Avlu, sonradan yapılan kimi eklemelerle üç bölüm gibi algılanıyor. Bu da söz konusu bölümleri bir çeşit komşu balkonu haline getirip şirinleştiriyor. Evin birbirine kapılarla açılan odaları sergi mekanı olarak işlev görmeye başlamış. Bu odalardan bağımsız ve kapısı avluya bakan tek bir oda ise kafe olarak kullanılacak.
Buraya kadar her şey güzel. Ancak başınızı kaldırıp baktığınızda, eski evin üzerine bir apartmanın inşa edildiğini görüyorsunuz. Pencerelerden sarkarak, aşağıda ne oluyor, diye bakan çocuklar, balkondaki iplere serili çamaşırlar… Bir vakitler eski Mardin’in muazzam güzelliğine halel getiren bu evlerin yıkımına karar verilmişti, hatta bir kısmı yıkılmıştı da. Ancak belediyelere kayyım atanınca bu proje sekteye uğradı. Proje, mülk sahiplerini mağdur etmeden, kaldığı yerden devam eder mi?
MİSAFİR VE MARDİN
Meyman, Kürtçede misafir demek.

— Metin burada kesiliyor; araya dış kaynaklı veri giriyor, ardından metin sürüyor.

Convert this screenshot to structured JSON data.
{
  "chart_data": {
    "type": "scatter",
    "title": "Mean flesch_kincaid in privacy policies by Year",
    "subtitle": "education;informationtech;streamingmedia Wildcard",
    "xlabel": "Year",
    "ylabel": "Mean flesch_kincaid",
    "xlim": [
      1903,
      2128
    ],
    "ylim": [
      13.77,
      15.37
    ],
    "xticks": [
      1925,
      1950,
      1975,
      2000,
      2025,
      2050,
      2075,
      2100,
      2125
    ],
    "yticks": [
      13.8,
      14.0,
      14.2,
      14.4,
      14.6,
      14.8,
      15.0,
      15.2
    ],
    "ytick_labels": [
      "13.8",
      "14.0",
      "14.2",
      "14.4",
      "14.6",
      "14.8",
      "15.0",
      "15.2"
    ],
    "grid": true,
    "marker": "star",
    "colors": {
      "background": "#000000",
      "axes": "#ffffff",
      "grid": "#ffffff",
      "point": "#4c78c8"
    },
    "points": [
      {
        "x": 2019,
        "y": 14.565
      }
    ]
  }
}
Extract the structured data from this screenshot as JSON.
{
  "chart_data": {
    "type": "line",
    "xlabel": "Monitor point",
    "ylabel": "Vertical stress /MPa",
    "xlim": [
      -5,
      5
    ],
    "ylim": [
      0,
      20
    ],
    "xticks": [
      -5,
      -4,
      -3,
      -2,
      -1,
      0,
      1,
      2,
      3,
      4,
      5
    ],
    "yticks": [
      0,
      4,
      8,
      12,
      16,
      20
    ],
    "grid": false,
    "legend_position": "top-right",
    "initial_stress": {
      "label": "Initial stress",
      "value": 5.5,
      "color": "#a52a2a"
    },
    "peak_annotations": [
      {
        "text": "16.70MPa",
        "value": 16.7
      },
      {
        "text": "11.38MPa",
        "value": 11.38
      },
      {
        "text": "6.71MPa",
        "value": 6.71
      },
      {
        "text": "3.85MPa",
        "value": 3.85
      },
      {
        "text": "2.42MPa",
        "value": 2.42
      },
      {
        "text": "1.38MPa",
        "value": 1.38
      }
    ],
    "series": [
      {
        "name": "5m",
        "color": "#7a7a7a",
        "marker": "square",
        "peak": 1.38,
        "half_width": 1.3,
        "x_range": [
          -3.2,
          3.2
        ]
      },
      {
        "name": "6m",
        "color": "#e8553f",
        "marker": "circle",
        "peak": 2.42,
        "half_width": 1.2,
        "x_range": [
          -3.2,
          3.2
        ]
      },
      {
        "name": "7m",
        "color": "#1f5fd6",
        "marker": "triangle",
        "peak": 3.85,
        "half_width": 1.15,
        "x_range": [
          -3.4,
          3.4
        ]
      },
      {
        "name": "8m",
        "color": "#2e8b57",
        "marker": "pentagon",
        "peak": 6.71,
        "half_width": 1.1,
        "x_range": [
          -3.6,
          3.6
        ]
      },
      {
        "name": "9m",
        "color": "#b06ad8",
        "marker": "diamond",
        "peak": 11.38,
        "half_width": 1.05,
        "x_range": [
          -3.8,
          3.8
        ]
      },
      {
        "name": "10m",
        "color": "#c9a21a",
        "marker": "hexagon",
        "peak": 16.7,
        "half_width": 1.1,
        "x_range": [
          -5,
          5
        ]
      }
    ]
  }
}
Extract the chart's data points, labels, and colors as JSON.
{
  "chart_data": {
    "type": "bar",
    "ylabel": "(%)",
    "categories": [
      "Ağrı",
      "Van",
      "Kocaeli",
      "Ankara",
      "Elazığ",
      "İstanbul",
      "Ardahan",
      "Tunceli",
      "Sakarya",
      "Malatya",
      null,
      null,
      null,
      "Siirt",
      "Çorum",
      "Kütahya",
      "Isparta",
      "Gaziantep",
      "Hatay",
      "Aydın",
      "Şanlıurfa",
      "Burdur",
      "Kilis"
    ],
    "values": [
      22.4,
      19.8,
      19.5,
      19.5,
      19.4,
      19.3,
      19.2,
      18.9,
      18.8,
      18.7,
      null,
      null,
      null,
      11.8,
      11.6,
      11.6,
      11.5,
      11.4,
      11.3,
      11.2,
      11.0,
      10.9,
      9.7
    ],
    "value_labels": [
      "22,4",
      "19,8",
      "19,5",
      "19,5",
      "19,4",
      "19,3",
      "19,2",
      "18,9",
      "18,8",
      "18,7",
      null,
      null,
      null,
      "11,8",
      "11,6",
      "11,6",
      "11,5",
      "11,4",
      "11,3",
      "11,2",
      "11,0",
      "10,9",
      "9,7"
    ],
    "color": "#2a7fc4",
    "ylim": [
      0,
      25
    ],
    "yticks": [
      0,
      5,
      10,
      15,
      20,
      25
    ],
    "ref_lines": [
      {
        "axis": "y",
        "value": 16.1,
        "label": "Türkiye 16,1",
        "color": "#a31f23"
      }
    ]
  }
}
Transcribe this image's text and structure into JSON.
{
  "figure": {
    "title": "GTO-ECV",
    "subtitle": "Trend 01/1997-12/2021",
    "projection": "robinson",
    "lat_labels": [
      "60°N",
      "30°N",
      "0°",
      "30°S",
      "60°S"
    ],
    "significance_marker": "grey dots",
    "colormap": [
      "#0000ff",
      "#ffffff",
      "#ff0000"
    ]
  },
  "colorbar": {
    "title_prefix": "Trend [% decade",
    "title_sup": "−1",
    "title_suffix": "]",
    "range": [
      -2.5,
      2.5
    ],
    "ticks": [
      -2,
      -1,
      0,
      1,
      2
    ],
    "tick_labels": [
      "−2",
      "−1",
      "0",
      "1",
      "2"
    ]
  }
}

Misafir ve Mardin’i birbirine çok yakıştırdığımı belirtmek isterim. Misafir sirkülasyonunda bir aksama olmuşsa canı sıkılan ve ‘Bir sorun mu oldu acaba?’ diyen bir ailede büyüdüm. 1990’lı yıllarda beldeye giriş çıkışlar jandarmanın sıkı kontrolü altındaydı ve misafirlik bir eziyete dönüşmüştü. Bu sıkı kontrolden ailecek en çok bu nedenle şikayetçiydik.
Ancak bu misafirperverlik aileye özgü bir durum değildi elbette. Mardin’de misafirperverliğin nedenleri çok eskilere dayanıyor. Mardin, İpek Yolu üzerindeydi ve yüzyıllar boyunca birçok kültürü ağırlamış bir kentti. Misafirlik kavramının ve misafir ağırlama ritüelinin güçlü bir şekilde korunuyor olmasının başlıca nedeni, Mardin’de bu denli köklü bir kültüre dayanıyor olmasından kaynaklanıyor. Meyman ile Mardin’i yakıştırmam biraz bu nedenlerle. Ancak Meyman’ı başka ve güncel nedenlerle de değerlendirmek gerekiyor. Sonuçta Mardin, dünyanın her yerinden yüz binlerce insan ağırlıyor hâlâ.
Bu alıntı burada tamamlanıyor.